Das DVF sieht die absolute Priorisierung des Ziels einer Rückkehr zum ausgeglichenen Bundeshaushalt bereits im Jahr 2023 mit der Folge weiterer Jahre des realen Zurückfahrens öffentlicher Investitionen als eine Gefahr für den Wohlstand und die Zukunft unseres Landes.

Was jetzt nötig ist, sind:

  1. Solide Infrastrukturen: Allein der Investitionsrückstand bei Fernstraße und Schiene beträgt fast 100 Milliarden Euro. Dieser Rückstand muss beseitigt werden. Der zukünftige Infrastrukturausbau muss auf Vernetzung und Redundanz setzen, um das System stabil zu halten. Digitalisierung der Verkehrsträger muss Standard werden.
  2. Solide Finanzen: Für den Infrastrukturerhalt und -ausbau braucht es langfristige Finanzierungsinstrumente in Form von Finanzierungsvereinbarungen, Sondervermögen oder Fonds. Erforschung und Markteinführung von neuen Antrieben und Kraftstoffen müssen ausreichend mit öffentlichen Mitteln unterstützt werden.
  3. Investitionsfreundliche und wettbewerbsgerechte Rahmenbedingungen: Nur mit langfristigen, verlässlichen und eindeutigen legislativen und regulatorischen Rahmenbedingungen wird der Transformationsprozess in der Mobilitätsbranche effektiv und effizient bewältigt werden können. Gleichzeitig gilt es, ein internationales Level Playing Field zu erhalten oder herzustellen, um die Innovationen in Deutschland und Europa zu halten.

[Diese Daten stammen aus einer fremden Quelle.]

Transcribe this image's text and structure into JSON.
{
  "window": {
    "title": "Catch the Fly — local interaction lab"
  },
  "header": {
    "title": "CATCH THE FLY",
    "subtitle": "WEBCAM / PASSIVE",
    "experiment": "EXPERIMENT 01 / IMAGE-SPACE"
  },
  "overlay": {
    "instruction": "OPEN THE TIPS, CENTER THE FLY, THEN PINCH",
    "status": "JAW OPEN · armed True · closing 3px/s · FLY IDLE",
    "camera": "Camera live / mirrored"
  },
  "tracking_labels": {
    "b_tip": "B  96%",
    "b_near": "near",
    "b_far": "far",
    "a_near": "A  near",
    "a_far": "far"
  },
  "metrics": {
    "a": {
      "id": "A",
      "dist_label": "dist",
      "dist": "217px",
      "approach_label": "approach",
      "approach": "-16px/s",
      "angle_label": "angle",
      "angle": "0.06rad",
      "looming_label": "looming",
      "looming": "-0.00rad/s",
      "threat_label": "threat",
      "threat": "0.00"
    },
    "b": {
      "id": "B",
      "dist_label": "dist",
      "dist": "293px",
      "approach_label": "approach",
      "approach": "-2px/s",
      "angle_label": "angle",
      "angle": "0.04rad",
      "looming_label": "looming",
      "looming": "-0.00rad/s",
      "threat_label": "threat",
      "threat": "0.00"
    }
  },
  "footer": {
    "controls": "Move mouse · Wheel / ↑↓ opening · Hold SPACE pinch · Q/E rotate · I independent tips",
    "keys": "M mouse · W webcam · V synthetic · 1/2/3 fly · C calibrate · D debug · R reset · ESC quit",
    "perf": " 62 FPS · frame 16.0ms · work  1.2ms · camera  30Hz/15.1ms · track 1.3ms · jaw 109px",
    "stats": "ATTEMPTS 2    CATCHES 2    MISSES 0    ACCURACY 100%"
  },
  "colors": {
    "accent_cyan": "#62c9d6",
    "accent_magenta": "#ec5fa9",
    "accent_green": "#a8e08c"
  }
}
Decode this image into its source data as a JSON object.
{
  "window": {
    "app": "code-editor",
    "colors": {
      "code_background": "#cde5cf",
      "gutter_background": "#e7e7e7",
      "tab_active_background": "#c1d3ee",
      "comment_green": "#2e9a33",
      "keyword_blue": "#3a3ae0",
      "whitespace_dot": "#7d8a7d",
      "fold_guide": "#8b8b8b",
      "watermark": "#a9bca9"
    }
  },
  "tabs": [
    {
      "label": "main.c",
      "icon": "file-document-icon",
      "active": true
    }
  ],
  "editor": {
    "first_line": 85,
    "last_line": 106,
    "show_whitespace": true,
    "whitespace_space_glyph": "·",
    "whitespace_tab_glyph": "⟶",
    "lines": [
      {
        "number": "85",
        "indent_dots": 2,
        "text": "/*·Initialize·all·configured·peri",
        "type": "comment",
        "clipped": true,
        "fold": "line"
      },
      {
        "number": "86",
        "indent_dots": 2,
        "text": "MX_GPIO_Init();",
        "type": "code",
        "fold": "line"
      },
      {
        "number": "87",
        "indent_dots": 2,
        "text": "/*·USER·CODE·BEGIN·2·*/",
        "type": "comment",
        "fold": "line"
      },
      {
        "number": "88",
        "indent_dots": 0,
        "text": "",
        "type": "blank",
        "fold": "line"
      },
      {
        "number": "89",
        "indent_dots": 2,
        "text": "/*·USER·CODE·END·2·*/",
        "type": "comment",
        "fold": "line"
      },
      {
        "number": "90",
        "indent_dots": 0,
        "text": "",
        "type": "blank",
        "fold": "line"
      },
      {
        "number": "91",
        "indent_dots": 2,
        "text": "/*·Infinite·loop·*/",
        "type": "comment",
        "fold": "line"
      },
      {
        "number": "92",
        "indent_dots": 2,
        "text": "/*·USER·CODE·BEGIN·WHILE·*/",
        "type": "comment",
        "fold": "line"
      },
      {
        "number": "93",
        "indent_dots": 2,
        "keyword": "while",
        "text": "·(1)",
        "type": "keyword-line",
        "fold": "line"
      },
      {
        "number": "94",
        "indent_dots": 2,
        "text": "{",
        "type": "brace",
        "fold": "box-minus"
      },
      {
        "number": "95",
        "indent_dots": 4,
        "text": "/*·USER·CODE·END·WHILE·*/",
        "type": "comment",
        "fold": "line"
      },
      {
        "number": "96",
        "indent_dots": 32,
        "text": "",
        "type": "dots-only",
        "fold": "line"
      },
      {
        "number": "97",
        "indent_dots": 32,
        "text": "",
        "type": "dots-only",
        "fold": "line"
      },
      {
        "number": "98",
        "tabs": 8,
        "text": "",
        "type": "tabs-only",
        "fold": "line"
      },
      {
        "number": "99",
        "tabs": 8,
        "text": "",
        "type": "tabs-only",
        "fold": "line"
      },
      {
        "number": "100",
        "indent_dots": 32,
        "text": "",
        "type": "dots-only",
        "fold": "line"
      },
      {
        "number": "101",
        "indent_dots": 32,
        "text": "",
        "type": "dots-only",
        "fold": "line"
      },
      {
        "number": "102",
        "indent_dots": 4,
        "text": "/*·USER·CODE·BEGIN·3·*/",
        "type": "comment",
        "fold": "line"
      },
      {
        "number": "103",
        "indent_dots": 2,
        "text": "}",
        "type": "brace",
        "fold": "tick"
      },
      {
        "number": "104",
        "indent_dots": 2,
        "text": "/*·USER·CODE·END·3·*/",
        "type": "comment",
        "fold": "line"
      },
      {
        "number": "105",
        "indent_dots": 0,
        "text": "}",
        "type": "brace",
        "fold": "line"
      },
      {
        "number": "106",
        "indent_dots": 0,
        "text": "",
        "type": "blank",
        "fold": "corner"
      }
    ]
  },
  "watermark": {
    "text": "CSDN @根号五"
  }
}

  4. Bürokratieabbau: Der Abbau von nicht notwendigen bürokratischen Prozessen ist der zentrale Schlüssel für eine Beschleunigung der Transformation, die Freisetzung dringend benötigten Arbeitsvolumens und für die Effizienz der eingesetzten Finanzmittel. Eine neue Kraftanstrengung zur Identifizierung und zum Abbau bürokratischer Hürden ist daher notwendig.